The news answers some of the key questions that fans have had over the last couple of years. Is Strikeforce making money despite throwing boatloads of cash at fighter contracts in order to compete with the UFC? Is Strikeforce making any money at all on licensing fees and sponsorships? Is 2011 a final drive at success before fizzling out?
[UPDATE] [Leland Roling]: Since fans are focusing on my use of the phrase "making money", I'll re-phrase and provide some secondary analysis. According to the commenters, revenue does not equal profit. I realize this and edited the post accordingly. With that said, $30 million in revenue is a far cry from what EliteXC ever made when they were working underneath the Showtime banner. Furthermore, Strikeforce has been able to alleviate some of the production costs through their partnerships, and knock down some of the salary costs due to their co-promotion with M-1 Global. As MMAPayout.com points out, Strikeforce has gone from $4 million in revenue to $30 million in five years.

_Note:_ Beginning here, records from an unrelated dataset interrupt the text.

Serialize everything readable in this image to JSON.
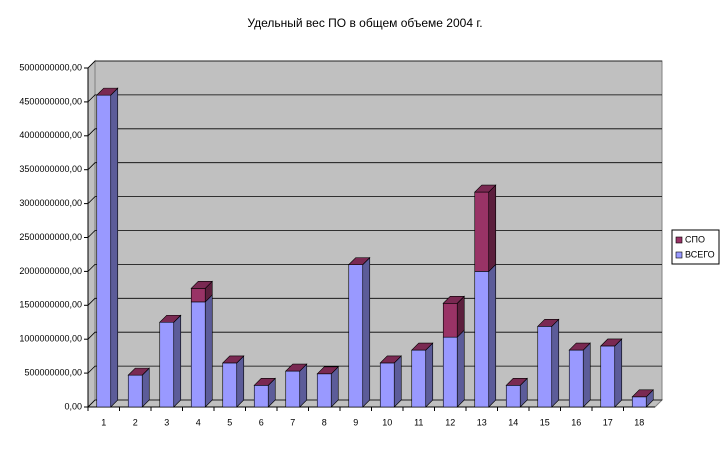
{
  "chart_data": {
    "type": "bar3d_stacked",
    "title": "Удельный вес ПО в общем объеме 2004 г.",
    "categories": [
      "1",
      "2",
      "3",
      "4",
      "5",
      "6",
      "7",
      "8",
      "9",
      "10",
      "11",
      "12",
      "13",
      "14",
      "15",
      "16",
      "17",
      "18"
    ],
    "series": [
      {
        "name": "ВСЕГО",
        "color": "#9999ff",
        "values": [
          4600000000,
          470000000,
          1250000000,
          1550000000,
          650000000,
          320000000,
          530000000,
          490000000,
          2100000000,
          650000000,
          840000000,
          1030000000,
          2000000000,
          320000000,
          1190000000,
          840000000,
          900000000,
          150000000
        ]
      },
      {
        "name": "СПО",
        "color": "#993366",
        "values": [
          0,
          0,
          0,
          200000000,
          0,
          0,
          0,
          0,
          0,
          0,
          0,
          500000000,
          1170000000,
          0,
          0,
          0,
          0,
          0
        ]
      }
    ],
    "ylim": [
      0,
      5000000000
    ],
    "yticks": [
      {
        "value": 0,
        "label": "0,00"
      },
      {
        "value": 500000000,
        "label": "500000000,00"
      },
      {
        "value": 1000000000,
        "label": "1000000000,00"
      },
      {
        "value": 1500000000,
        "label": "1500000000,00"
      },
      {
        "value": 2000000000,
        "label": "2000000000,00"
      },
      {
        "value": 2500000000,
        "label": "2500000000,00"
      },
      {
        "value": 3000000000,
        "label": "3000000000,00"
      },
      {
        "value": 3500000000,
        "label": "3500000000,00"
      },
      {
        "value": 4000000000,
        "label": "4000000000,00"
      },
      {
        "value": 4500000000,
        "label": "4500000000,00"
      },
      {
        "value": 5000000000,
        "label": "5000000000,00"
      }
    ],
    "grid": true,
    "legend": "right"
  }
}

To say that they are not making a profit is a stretch in my mind, but we don't have a stamp of approval on that statement. Is Strikeforce actually making a profit? We don't know, but all signs point to yes in my mind. It may not be the coffers of cash you'd expect to see from the UFC, but making any type of considerable profit while being competitive in the free agent market is a huge plus for Strikeforce. Take these numbers and discuss.